Todas as vozes silenciaram de imediato. Dona Nina podia ouvir apenas sua respiração acelerada dentro do saco. 

— Ela acordou. Poderá, agora, testemunhar o mais alto banquete. O expurgo da mente. 

A voz da criança era compassada  e calma e vinha do lado direito da velha. Neste momento uma mão pequenina tirou o saco da cabeça de dona Nina, permitindo que ela vislumbrasse tudo o que acontecia. A sala estava com as luzes apagadas e era iluminada apenas pelas chamas das velas. Ela ouvia zunidos do que pareciam ser moscas e essas rodeavam sua cabeça voando e às vezes pousavam em sua face. Ao seu lado o menino, filho dos novos vizinhos, usava uma capa preta com capuz, quase não podendo se notar sua expressão. Mas ela sabia que ele possuía aquele mesmo olhar neutro de antes. Dona Nina havia sido colocada sobre uma mesa forrada por um tecido grosso e preto. 

Do seu lado esquerdo, havia umas vinte pessoas. Estavam todos nus e naquele momento portavam olhares vazios, inexpressivos. E dona Nina reconhecia a maioria daquelas pessoas. Estavam lá os novos vizinhos, o seu querido Ricardo, os pais dele, dona Suzana e seu marido Euclides, outros vizinhos… Haviam velhos e novos, homens e mulheres. 

— Comecemos o culto — disse o menino, erguendo uma adaga. 

Os olhos da pobre senhora esbugalharam-se e seus pulmões lutavam para respirar. Tremia-se toda, mas não conseguia esboçar um grito sequer. Não lhe saía a voz. 

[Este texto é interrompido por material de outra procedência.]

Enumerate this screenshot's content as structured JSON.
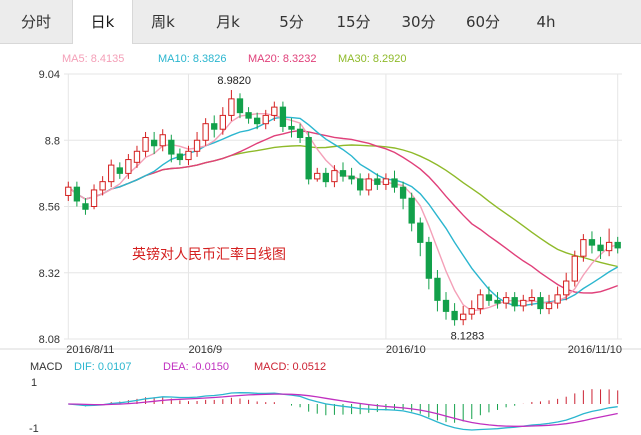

A criança com a capa encostou a ponta da lâmina da adaga na base do pescoço da velha e pressionou um pouco, fazendo brotar sangue do buraco. 

— N-nã-não — balbuciava dona Nina em meio a calafrios. Sua vista se escurecia aos poucos, enquanto sua pressão caía. 

O menino arrastou o corte, passando por entre os seios murchos da senhora, até o início dos pelos pubianos. O sangue escorria espesso pelos tórax e abdômen. Dona Nina urinou sem controle.

— Tenha misericórdia! — gritou ela segundos antes de desmaiar. 

Quando voltou a si outra vez, percebeu uma fila ao lado da mesa em que estava. Em meio à dor lacerante em todo seu corpo, podia ver o menino mergulhando o dedo em seu sangue e desenhando um símbolo na testa de todos. Cada participante se ajoelhava perante a criança para receber o símbolo. 

Dona Nina não tinha mais controle sobre seu corpo que tremia cada vez mais. Lágrimas escorriam de seus olhos, mas ela não conseguia mais falar ou gritar, apenas emitia grunhidos indistinguível. 

Quando todos receberam o símbolo de sangue em suas testas, voltaram ao seus lugares. Muitos deles portavam facas ou outras ferramentas. Pareciam ansiosos, mas permaneciam extremamente silenciosos, ouvia-se somente o zunir das moscas. 

— Comam, comam, meus servos, deleitem-se da carne. E livrar-vos-ei da inocência dos bondosos, da fraqueza dos justos e da prisão dos livres. — Falou o menino, dessa vez mais alto, quase gritando. 

— Sim, ó, senhor das moscas — falaram em coro. 

O primeiro a se aproximar de dona Nina foi Ricardo. Ele abaixou seus lábios ao rosto da velha senhora e deu-lhe um beijo. Em seguida, mordeu um pedaço generoso da bochecha da velha, mastigando-o com vontade. O sangue escorria até o queixo do rapaz. Dona Nina reuniu toda a força que ainda lhe restava e gritou enquanto pôde. No entanto, outras pessoas se aproximavam. Um senhor, com uma faca, cravou-a na barriga da velha e abriu-a e puxou seu intestino para fora, mordendo-o, esticando-o com as mãos, tentando comer o melhor pedaço que pudesse. 

Outros, usavam alicates para cortar os dedos de dona Nina, ou usavam as unhas para arrancar os olhos. Então ela não viu mais nada.